Let $N = pq$ where $p < q$, both prime. It is believed that Pollard's rho expects $\sqrt{p}$ steps on average. It's a fact that $p \leq \sqrt{N}$, so $\sqrt{p} \leq \sqrt[4]{N}$. This means it is believed that the algorithm should stop around $\sqrt[4]{N}$ steps. But look at this Racket implementation. They're running the loop up to $\sqrt{N}$.

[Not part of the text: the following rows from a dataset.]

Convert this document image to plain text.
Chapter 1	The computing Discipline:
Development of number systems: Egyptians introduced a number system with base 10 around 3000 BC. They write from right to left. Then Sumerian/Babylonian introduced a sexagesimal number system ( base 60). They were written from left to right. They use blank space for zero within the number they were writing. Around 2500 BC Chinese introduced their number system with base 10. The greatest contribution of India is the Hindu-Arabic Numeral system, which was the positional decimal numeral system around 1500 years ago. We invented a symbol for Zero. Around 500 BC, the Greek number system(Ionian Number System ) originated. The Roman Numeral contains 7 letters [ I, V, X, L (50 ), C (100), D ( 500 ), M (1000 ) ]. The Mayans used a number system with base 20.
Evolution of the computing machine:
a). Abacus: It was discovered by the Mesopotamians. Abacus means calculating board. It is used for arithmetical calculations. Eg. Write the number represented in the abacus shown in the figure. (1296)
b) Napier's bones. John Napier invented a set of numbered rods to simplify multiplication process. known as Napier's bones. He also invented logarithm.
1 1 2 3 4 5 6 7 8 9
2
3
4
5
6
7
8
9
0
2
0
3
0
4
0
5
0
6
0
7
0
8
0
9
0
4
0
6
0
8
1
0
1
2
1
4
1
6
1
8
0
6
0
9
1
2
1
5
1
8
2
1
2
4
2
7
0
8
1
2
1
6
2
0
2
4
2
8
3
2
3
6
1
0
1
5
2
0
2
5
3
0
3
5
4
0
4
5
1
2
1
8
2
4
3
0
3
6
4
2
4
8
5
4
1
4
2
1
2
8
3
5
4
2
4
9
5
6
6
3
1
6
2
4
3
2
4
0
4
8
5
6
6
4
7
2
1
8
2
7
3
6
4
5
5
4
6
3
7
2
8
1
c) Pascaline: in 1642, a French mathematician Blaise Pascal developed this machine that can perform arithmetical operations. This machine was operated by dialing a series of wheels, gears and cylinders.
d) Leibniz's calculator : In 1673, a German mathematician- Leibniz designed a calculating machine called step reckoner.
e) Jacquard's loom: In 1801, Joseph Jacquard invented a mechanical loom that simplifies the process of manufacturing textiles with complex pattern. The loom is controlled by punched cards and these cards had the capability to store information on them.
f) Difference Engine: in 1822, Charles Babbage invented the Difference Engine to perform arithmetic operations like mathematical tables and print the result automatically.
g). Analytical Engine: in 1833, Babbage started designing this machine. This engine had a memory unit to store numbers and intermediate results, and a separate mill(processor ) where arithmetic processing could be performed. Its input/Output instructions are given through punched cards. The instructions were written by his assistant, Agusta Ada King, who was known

;;; ALGORITHM 19.8 Pollard's rho method
; INPUT n>=3 neither a prime nor a perfect power
; OUTPUT Either a proper divisor of n or #f
(: pollard : Natural -> (U Natural False))
(define (pollard n)
(let ([x0 (random-natural n)])
(do ([xi x0 (remainder (+ (* xi xi) 1) n)]
[yi x0 (remainder (+ (sqr (+ (* yi yi) 1)) 1) n)]
[i 0 (add1 i)]
[g 1 (gcd (- xi yi) n)])
[(or (< 1 g n) (> i (sqrt n)))
(if (< 1 g n)
(cast g natural?)
#f)])))
Question. Shouldn't they run it up to $\sqrt[4]{N}$ and not $\sqrt{N}$? What am I missing?